O principal cuidado é não confundir inscrição com aprovação. Quem possui renda de até R$ 218 por pessoa deve manter os dados corretos e acompanhar os canais oficiais, mas não precisa pagar intermediários nem fazer recadastramentos por links recebidos em redes sociais.
Perguntas frequentes sobre a renda do Bolsa Família

Qual é a renda máxima por pessoa para receber o Bolsa Família?
Para uma nova família ser elegível, a renda mensal deve ser de até R$ 218 por integrante.
O limite de R$ 218 aumentará com o benefício de R$ 691?
Não. O decreto reajustou os valores pagos, mas não alterou a linha de renda usada para entrada no programa.
Uma família de quatro pessoas pode ganhar quanto por mês?
Para atender ao critério inicial, a renda familiar total deve ser de até R$ 872 por mês, equivalente a R$ 218 para cada uma das quatro pessoas.

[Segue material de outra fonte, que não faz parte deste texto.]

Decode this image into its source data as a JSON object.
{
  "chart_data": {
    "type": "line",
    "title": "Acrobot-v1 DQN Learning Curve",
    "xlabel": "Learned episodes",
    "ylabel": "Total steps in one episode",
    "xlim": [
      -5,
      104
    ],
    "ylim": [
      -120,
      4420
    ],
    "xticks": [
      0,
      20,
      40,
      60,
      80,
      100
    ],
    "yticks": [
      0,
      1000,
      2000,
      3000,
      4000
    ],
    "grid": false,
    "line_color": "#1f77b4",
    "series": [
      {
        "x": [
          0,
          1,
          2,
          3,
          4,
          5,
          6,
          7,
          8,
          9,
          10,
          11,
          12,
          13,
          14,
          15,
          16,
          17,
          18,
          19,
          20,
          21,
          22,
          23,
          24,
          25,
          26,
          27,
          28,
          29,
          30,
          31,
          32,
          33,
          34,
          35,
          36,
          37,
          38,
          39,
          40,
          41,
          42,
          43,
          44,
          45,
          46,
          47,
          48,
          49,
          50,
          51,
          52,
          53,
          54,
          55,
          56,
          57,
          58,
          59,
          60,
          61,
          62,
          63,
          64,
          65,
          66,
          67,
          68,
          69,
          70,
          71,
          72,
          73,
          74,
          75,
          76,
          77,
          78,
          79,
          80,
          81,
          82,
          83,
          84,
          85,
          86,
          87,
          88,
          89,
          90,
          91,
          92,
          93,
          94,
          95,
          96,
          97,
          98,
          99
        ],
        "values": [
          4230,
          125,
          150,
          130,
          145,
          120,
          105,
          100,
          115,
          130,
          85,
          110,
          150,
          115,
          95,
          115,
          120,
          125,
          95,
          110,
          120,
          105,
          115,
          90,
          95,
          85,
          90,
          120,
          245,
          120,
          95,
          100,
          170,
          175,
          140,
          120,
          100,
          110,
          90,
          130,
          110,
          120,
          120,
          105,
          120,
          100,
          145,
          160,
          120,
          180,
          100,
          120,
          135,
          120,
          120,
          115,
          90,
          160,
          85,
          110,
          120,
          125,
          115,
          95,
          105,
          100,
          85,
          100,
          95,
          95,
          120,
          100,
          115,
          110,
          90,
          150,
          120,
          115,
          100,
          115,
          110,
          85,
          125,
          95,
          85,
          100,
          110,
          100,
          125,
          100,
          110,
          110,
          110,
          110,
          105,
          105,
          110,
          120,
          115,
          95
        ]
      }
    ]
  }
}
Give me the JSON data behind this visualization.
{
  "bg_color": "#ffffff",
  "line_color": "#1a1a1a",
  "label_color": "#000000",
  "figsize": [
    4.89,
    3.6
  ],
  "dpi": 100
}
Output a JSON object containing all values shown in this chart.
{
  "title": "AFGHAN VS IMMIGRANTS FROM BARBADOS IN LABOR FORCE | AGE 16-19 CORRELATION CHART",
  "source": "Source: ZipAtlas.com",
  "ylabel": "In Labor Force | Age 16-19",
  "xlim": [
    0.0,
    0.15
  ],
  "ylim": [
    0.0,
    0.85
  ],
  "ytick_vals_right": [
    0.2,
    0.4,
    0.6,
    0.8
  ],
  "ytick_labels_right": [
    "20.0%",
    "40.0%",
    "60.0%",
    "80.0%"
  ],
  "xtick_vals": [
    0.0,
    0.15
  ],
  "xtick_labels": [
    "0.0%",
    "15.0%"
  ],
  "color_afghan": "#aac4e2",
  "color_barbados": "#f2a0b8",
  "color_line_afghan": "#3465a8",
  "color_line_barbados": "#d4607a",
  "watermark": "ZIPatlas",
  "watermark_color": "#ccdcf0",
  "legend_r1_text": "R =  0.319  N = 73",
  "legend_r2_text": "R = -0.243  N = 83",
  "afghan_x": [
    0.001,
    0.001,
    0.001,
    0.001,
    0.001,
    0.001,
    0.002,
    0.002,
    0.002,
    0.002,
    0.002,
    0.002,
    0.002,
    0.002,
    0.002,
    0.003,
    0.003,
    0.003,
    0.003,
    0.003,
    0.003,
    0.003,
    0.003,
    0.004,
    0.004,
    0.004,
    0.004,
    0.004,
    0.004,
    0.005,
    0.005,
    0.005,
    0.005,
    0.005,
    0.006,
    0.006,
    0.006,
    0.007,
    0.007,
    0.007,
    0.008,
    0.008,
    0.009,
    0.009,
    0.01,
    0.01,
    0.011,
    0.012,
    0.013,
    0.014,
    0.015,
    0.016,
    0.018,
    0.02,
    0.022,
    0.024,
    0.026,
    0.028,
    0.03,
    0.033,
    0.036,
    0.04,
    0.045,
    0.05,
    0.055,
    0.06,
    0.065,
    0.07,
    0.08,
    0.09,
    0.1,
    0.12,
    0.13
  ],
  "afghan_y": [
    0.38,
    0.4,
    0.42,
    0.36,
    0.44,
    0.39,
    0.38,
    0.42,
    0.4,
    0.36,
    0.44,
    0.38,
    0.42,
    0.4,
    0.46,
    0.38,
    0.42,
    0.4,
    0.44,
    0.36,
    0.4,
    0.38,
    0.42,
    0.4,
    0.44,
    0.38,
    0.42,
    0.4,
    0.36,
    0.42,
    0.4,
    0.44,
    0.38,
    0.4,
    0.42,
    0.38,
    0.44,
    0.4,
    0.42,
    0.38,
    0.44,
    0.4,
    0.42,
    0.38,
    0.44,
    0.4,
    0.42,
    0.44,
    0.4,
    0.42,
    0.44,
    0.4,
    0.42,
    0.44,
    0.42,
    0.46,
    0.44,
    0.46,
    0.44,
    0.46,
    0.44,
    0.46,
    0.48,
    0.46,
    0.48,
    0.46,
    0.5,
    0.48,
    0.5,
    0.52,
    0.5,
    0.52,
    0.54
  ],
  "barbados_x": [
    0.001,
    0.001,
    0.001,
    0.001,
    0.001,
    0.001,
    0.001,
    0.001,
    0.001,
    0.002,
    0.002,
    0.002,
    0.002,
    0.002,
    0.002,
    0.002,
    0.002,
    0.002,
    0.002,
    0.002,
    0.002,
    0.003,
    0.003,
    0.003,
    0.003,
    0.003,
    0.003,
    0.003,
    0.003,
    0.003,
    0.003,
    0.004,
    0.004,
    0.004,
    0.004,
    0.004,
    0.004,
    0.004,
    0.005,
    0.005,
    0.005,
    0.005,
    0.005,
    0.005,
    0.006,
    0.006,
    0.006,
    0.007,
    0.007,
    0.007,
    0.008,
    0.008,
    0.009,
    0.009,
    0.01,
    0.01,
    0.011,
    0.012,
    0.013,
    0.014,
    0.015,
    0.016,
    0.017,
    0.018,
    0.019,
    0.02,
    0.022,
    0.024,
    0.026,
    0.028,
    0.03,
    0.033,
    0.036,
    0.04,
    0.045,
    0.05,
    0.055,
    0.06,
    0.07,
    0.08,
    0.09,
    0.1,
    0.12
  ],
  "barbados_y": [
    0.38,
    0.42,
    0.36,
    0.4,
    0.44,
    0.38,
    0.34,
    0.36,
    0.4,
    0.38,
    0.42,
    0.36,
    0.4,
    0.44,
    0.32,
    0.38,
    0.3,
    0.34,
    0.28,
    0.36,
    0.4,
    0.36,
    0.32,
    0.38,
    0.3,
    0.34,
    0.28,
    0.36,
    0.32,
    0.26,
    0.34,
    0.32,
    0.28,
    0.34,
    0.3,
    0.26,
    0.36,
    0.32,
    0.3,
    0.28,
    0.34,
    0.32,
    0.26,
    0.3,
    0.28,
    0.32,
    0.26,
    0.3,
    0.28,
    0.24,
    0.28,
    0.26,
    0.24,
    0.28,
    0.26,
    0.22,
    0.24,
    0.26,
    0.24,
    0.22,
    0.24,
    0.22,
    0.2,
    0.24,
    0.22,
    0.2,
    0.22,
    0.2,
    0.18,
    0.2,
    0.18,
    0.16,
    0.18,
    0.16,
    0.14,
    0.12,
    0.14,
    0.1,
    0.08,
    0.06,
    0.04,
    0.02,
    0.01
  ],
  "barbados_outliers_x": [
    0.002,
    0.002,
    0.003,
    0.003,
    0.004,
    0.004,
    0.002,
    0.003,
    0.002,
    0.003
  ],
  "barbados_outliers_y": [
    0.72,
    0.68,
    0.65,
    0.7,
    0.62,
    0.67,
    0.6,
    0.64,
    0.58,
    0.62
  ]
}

Estar no Cadastro Único garante o Bolsa Família?
Não. O cadastro permite a análise, mas a entrada depende do cumprimento das regras, da seleção do governo e da disponibilidade orçamentária.
Quem trabalha com carteira assinada pode receber?
Pode, desde que a renda familiar por pessoa esteja dentro da regra de acesso. Ter emprego formal, por si só, não impede a participação.
É preciso fazer um novo cadastro para receber R$ 691?
Não. Para quem já está habilitado, o reajuste será aplicado automaticamente na folha de outubro. Só é necessário procurar atendimento se houver pendência ou mudança nas informações familiares.